When we want to limit the execution time of a process, we can use withTimeout or withTimeoutOrNull, both of which cancel their process if it takes longer than the time specified by the argument12. I generally prefer withTimeoutOrNull because withTimeout throws CancellationException, which behaves differently from other exceptions.

suspend fun getUserOrNull(): User? = withTimeoutOrNull(5000) { fetchUser() }

Flow transformations

Before we finish discussing this layer, we should also review the typical ways in which we process Flow. In most cases, we just use basic flow processing functions map, filter, or onEach, and occasionally less common functions like scan or flatMapMerge13.

class UserStateProvider( private val userRepository: UserRepository ) { fun userStateFlow(): Flow<User> = userRepository .observeUserChanges() .filter { it.isSignificantChange } .scan(userRepository.currentUser()) { user, update -> user.with(update) } .map { it.toDomainUser() } }

When you want to merge two flows together, you might use functions like merge, zip, or combine14.

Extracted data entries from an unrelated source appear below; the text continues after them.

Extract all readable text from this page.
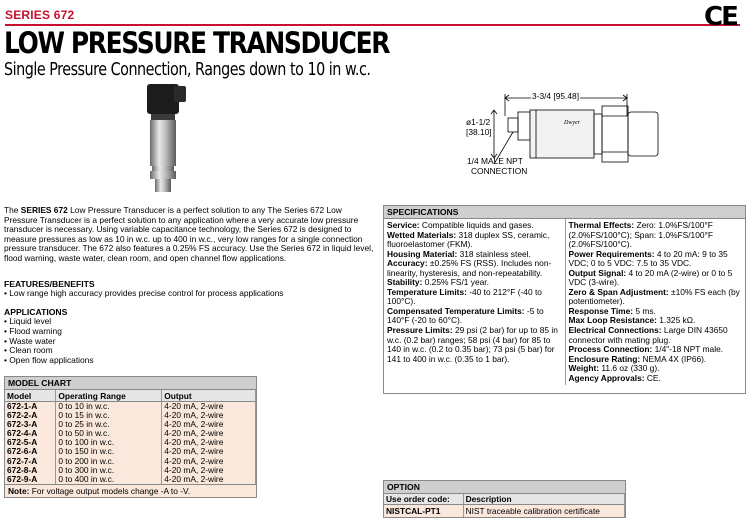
SERIES 672	CE
LOW PRESSURE TRANSDUCER
Single Pressure Connection, Ranges down to 10 in w.c.
Dwyer
3-3/4 [95.48]
ø1-1/2
[38.10]
1/4 MALE NPT
CONNECTION
The SERIES 672 Low Pressure Transducer is a perfect solution to any The Series 672 Low Pressure Transducer is a perfect solution to any application where a very accurate low pressure transducer is necessary. Using variable capacitance technology, the Series 672 is designed to measure pressures as low as 10 in w.c. up to 400 in w.c., very low ranges for a single connection pressure transducer. The 672 also features a 0.25% FS accuracy. Use the Series 672 in liquid level, flood warning, waste water, clean room, and open channel flow applications.
FEATURES/BENEFITS
• Low range high accuracy provides precise control for process applications
APPLICATIONS
• Liquid level
• Flood warning
• Waste water
• Clean room
• Open flow applications
MODEL CHART
Model	Operating Range	Output
672-1-A	0 to 10 in w.c.	4-20 mA, 2-wire
672-2-A	0 to 15 in w.c.	4-20 mA, 2-wire
672-3-A	0 to 25 in w.c.	4-20 mA, 2-wire
672-4-A	0 to 50 in w.c.	4-20 mA, 2-wire
672-5-A	0 to 100 in w.c.	4-20 mA, 2-wire
672-6-A	0 to 150 in w.c.	4-20 mA, 2-wire
672-7-A	0 to 200 in w.c.	4-20 mA, 2-wire
672-8-A	0 to 300 in w.c.	4-20 mA, 2-wire
672-9-A	0 to 400 in w.c.	4-20 mA, 2-wire
Note: For voltage output models change -A to -V.
SPECIFICATIONS
Service: Compatible liquids and gases.
Wetted Materials: 318 duplex SS, ceramic, fluoroelastomer (FKM).
Housing Material: 318 stainless steel.
Accuracy: ±0.25% FS (RSS). Includes non-linearity, hysteresis, and non-repeatability.
Stability: 0.25% FS/1 year.
Temperature Limits: -40 to 212°F (-40 to 100°C).
Compensated Temperature Limits: -5 to 140°F (-20 to 60°C).
Pressure Limits: 29 psi (2 bar) for up to 85 in w.c. (0.2 bar) ranges; 58 psi (4 bar) for 85 to 140 in w.c. (0.2 to 0.35 bar); 73 psi (5 bar) for 141 to 400 in w.c. (0.35 to 1 bar).
Thermal Effects: Zero: 1.0%FS/100°F (2.0%FS/100°C); Span: 1.0%FS/100°F (2.0%FS/100°C).
Power Requirements: 4 to 20 mA: 9 to 35 VDC; 0 to 5 VDC: 7.5 to 35 VDC.
Output Signal: 4 to 20 mA (2-wire) or 0 to 5 VDC (3-wire).
Zero & Span Adjustment: ±10% FS each (by potentiometer).
Response Time: 5 ms.
Max Loop Resistance: 1.325 kΩ.
Electrical Connections: Large DIN 43650 connector with mating plug.
Process Connection: 1/4"-18 NPT male.
Enclosure Rating: NEMA 4X (IP66).
Weight: 11.6 oz (330 g).
Agency Approvals: CE.
OPTION
Use order code:	Description
NISTCAL-PT1	NIST traceable calibration certificate
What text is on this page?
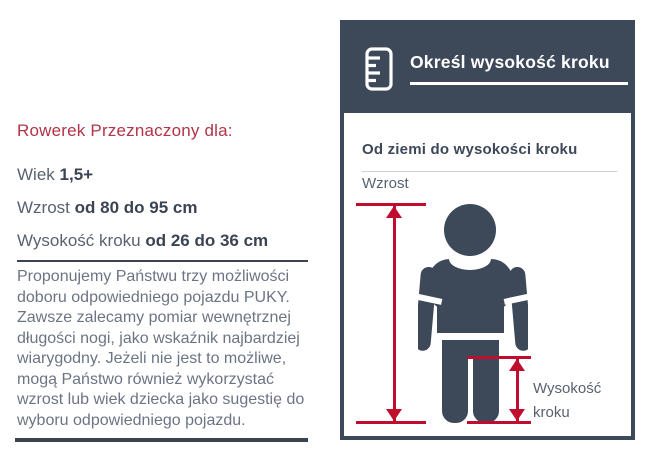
Rowerek Przeznaczony dla:
Wiek 1,5+
Wzrost od 80 do 95 cm
Wysokość kroku od 26 do 36 cm

Proponujemy Państwu trzy możliwości doboru odpowiedniego pojazdu PUKY. Zawsze zalecamy pomiar wewnętrznej długości nogi, jako wskaźnik najbardziej wiarygodny. Jeżeli nie jest to możliwe, mogą Państwo również wykorzystać wzrost lub wiek dziecka jako sugestię do wyboru odpowiedniego pojazdu.

Określ wysokość kroku
Od ziemi do wysokości kroku
Wzrost
Wysokość kroku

class ArticlesProvider( private val ktAcademy: KtAcademyRepository, private val kotlinBlog: KotlinBlogRepository, ) { fun observeArticles(): Flow<Article> = merge( ktAcademy.observeArticles().map { it.toArticle() }, kotlinBlog.observeArticles().map { it.toArticle() }, ) } class NotificationStatusProvider( private val userStateProvider: UserStateProvider, private val notificationsProvider: NotificationsProvider, private val statusFactory: NotificationStatusFactory, ) { fun notificationStatusFlow(): Flow<NotificationStatus> = notificationsProvider.observeNotifications() .filter { it.status == Notification.UNSEEN } .combine(userStateProvider.userStateFlow()) { notifications, user -> statusFactory.produce(notifications, user) } }

If you want a single flow to be observed by multiple coroutines, transform it to SharedFlow. A common way to do this is by using shareIn with a scope. To keep this flow active only when needed, use the WhileSubscribed option for the started parameter15.

class LocationService( locationDao: LocationDao, scope: CoroutineScope ) { private val locations = locationDao.observeLocations() .shareIn( scope = scope, started = SharingStarted.WhileSubscribed(), ) fun observeLocations(): Flow<List<Location>> = locations }
8:

For details, see the Coroutine Scope Functions chapter.

10:

For details, see the Flow processing chapter, section flatMapConcat, flatMapMerge, and flatMapLatest.

11:

For details, see the Coroutine Scope Functions chapter, section supervisorScope.

12:

For details, see the Coroutine Scope Functions chapter, section withTimeout.

13:

For details, see the Flow processing chapter.

14:

For details, see the Flow processing chapter, section merge, zip, and combine.

15:

For details, see the SharedFlow and StateFlow chapter.